Children have specific rights and should be protected at all times, UN experts
UN OHCHR, October 13, 2022
GENEVA/NEW YORK/VIENNA (6 October 2022) – With pandemics, complex humanitarian emergencies, and extreme climate-related crises posing significant global challenges, UN rights experts* remind all States that children are full human rights holders and are entitled to special protection.
They called on Member States to recognize that all people under the age of 18 are children and have specific rights as guaranteed by the Convention on the Rights of the Child. The experts issued the following joint statement:
All Persons Below the Age of 18 Years are Children:
Upholding All the Rights of All Children, Everywhere, at All Times
“We are witnessing an increasing failure to uphold international humanitarian and human rights law obligations around the world, all against the backdrop of significant challenges posed by pandemics, complex humanitarian emergencies, and extreme weather events/climate-related crises. Children and families continue to be displaced, while conflicts as well as States’ efforts to counter armed groups, including those designated as terrorist groups by the United Nations, are further contributing to the erosion of international protection frameworks, often leading to the violation of children’s rights.
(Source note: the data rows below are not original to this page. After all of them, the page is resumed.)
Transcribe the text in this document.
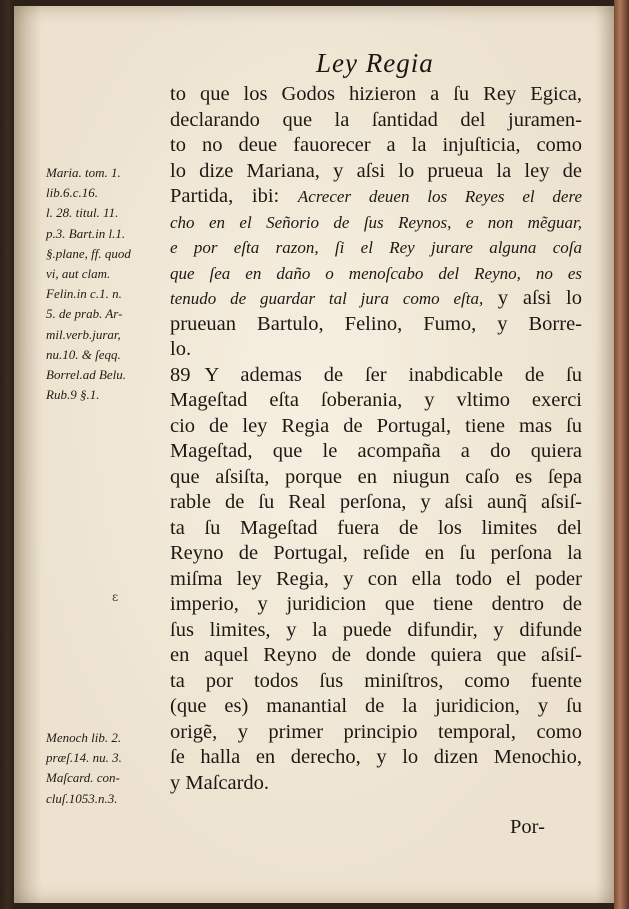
Ley Regia
to que los Godos hizieron a ſu Rey Egica,
declarando que la ſantidad del juramen-
to no deue fauorecer a la injuſticia, como
lo dize Mariana, y aſsi lo prueua la ley de
Partida, ibi: Acrecer deuen los Reyes el dere
cho en el Señorio de ſus Reynos, e non mẽguar,
e por eſta razon, ſi el Rey jurare alguna coſa
que ſea en daño o menoſcabo del Reyno, no es
tenudo de guardar tal jura como eſta, y aſsi lo
prueuan Bartulo, Felino, Fumo, y Borre-
lo.
89 Y ademas de ſer inabdicable de ſu
Mageſtad eſta ſoberania, y vltimo exerci
cio de ley Regia de Portugal, tiene mas ſu
Mageſtad, que le acompaña a do quiera
que aſsiſta, porque en niugun caſo es ſepa
rable de ſu Real perſona, y aſsi aunq̃ aſsiſ-
ta ſu Mageſtad fuera de los limites del
Reyno de Portugal, reſide en ſu perſona la
miſma ley Regia, y con ella todo el poder
imperio, y juridicion que tiene dentro de
ſus limites, y la puede difundir, y difunde
en aquel Reyno de donde quiera que aſsiſ-
ta por todos ſus miniſtros, como fuente
(que es) manantial de la juridicion, y ſu
origẽ, y primer principio temporal, como
ſe halla en derecho, y lo dizen Menochio,
y Maſcardo.
Por-
Maria. tom. 1.
lib.6.c.16.
l. 28. titul. 11.
p.3. Bart.in l.1.
§.plane, ff. quod
vi, aut clam.
Felin.in c.1. n.
5. de prab. Ar-
mil.verb.jurar,
nu.10. & ſeqq.
Borrel.ad Belu.
Rub.9 §.1.
Menoch lib. 2.
præſ.14. nu. 3.
Maſcard. con-
cluſ.1053.n.3.
ε
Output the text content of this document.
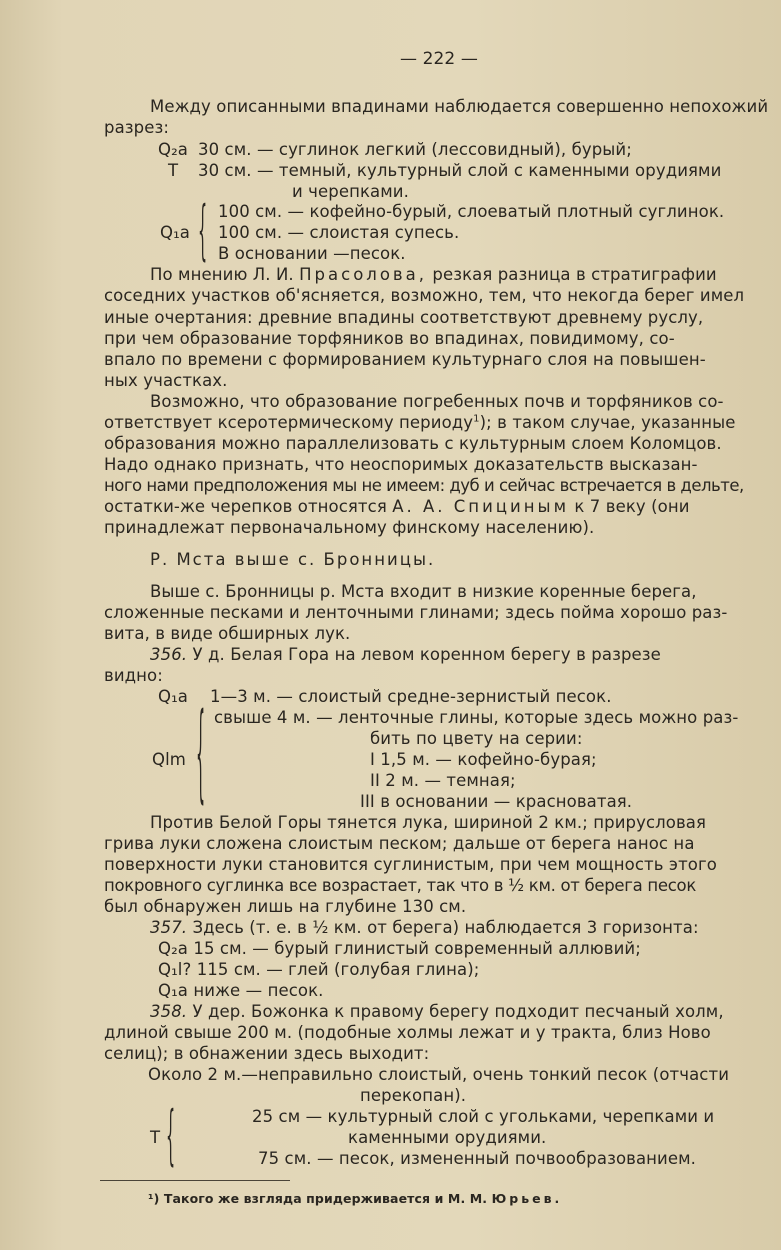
— 222 —
Между описанными впадинами наблюдается совершенно непохожий
разрез:
Q₂a 30 см. — суглинок легкий (лессовидный), бурый;
T 30 см. — темный, культурный слой с каменными орудиями
и черепками.
100 см. — кофейно-бурый, слоеватый плотный суглинок.
Q₁a { 100 см. — слоистая супесь.
В основании —песок.
По мнению Л. И. Прасолова, резкая разница в стратиграфии
соседних участков об'ясняется, возможно, тем, что некогда берег имел
иные очертания: древние впадины соответствуют древнему руслу,
при чем образование торфяников во впадинах, повидимому, со-
впало по времени с формированием культурнаго слоя на повышен-
ных участках.
Возможно, что образование погребенных почв и торфяников со-
ответствует ксеротермическому периоду$^1$); в таком случае, указанные
образования можно параллелизовать с культурным слоем Коломцов.
Надо однако признать, что неоспоримых доказательств высказан-
ного нами предположения мы не имеем: дуб и сейчас встречается в дельте,
остатки-же черепков относятся А. А. Спициным к 7 веку (они
принадлежат первоначальному финскому населению).
Р. Мста выше с. Бронницы.
Выше с. Бронницы р. Мста входит в низкие коренные берега,
сложенные песками и ленточными глинами; здесь пойма хорошо раз-
вита, в виде обширных лук.
356. У д. Белая Гора на левом коренном берегу в разрезе
видно:
Q₁a 1—3 м. — слоистый средне-зернистый песок.
свыше 4 м. — ленточные глины, которые здесь можно раз-
бить по цвету на серии:
Qlm {	I 1,5 м. — кофейно-бурая;
II 2 м. — темная;
III в основании — красноватая.
Против Белой Горы тянется лука, шириной 2 км.; прирусловая
грива луки сложена слоистым песком; дальше от берега нанос на
поверхности луки становится суглинистым, при чем мощность этого
покровного суглинка все возрастает, так что в ½ км. от берега песок
был обнаружен лишь на глубине 130 см.
357. Здесь (т. е. в ½ км. от берега) наблюдается 3 горизонта:
Q₂a 15 см. — бурый глинистый современный аллювий;
Q₁l? 115 см. — глей (голубая глина);
Q₁a ниже — песок.
358. У дер. Божонка к правому берегу подходит песчаный холм,
длиной свыше 200 м. (подобные холмы лежат и у тракта, близ Ново
селиц); в обнажении здесь выходит:
Около 2 м.—неправильно слоистый, очень тонкий песок (отчасти
перекопан).
25 см — культурный слой с угольками, черепками и
T {	каменными орудиями.
75 см. — песок, измененный почвообразованием.
¹) Такого же взгляда придерживается и М. М. Юрьев.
Today, we remind all States that children are full human rights holders, independently from parents or guardians, and are entitled to special protection under international human rights law, in particular under the Convention on the Rights of the Child (CRC), the most widely ratified human rights treaty in history with 196 States parties. The Convention on the Rights of the Child sets out a wide range of human rights applicable to all children and underlines that the best interests of the child should be a primary consideration in all actions concerning them.We call on Member States to recognize all persons under 18 years as children and provide them with special protection.
We emphasize that Member States have the primary responsibility to protect, respect, and fulfill children’s rights, both in times of peace and in times of war. Whatever their age, gender, or status; whatever country they live in; or wherever they come from, all children are entitled to all their human rights, including the right to life, survival, and development; the right to the enjoyment of the highest attainable standard of health, including mental health; the right to education; the right to engage in play and recreational activities; the right to be protected from all forms of violence, injury or abuse, neglect or negligent treatment, maltreatment or exploitation; the right to access justice and humanitarian assistance; the right not to be deprived of liberty unlawfully or arbitrarily; and the right to express views freely in all matters affecting them, amongst others.
However, the rights of children, including those living in conflict and post-conflict situations, are all too often violated.
We are particularly concerned about situations in which children above a certain age are treated as adults or as ‘young’ adults. In some instances, this is under the cover of traditional or cultural values or counterterrorism or national security responses, with dramatic implications for the full enjoyment of their rights and protections provided by the CRC.
We continue to call for the universal ratification and implementation of the Convention on the Rights of the Child and its Optional Protocols on the Involvement of Children in Armed Conflict (OPAC), on the Sale of Children Child Prostitution and Child Pornography (OPSC), on a Communications Procedure (OPIC) to ensure children are treated as children, and to end once and for all the recruitment and use of children under the age of 18 years by armed forces and groups. We further call for the endorsement of other international instruments such as the Paris Principles and Commitments, the Safe Schools Declaration, and the Vancouver Principles, which support the protection of children from armed conflict. In addition, children who have been recruited or used and who have been released or have escaped must receive long-term, sustainable, gender and age-sensitive, and disability-inclusive reintegration programmes, with access to health care, mental health and psycho-social support, education, and protection, among other support.
Childhood is a special, protected phase of life during which children have specific rights as recognized in the Convention on the Rights of the Child. It must, therefore, remain recognized and treated as separate from adulthood. Today, we call on all States to uphold their international legal obligations under the Convention on the Rights of the Child and ensure that all children, without discrimination, are allowed to be children, to grow, learn, and play in a safe, inclusive, and caring environment, and to thrive with dignity. Everywhere. And at all times.”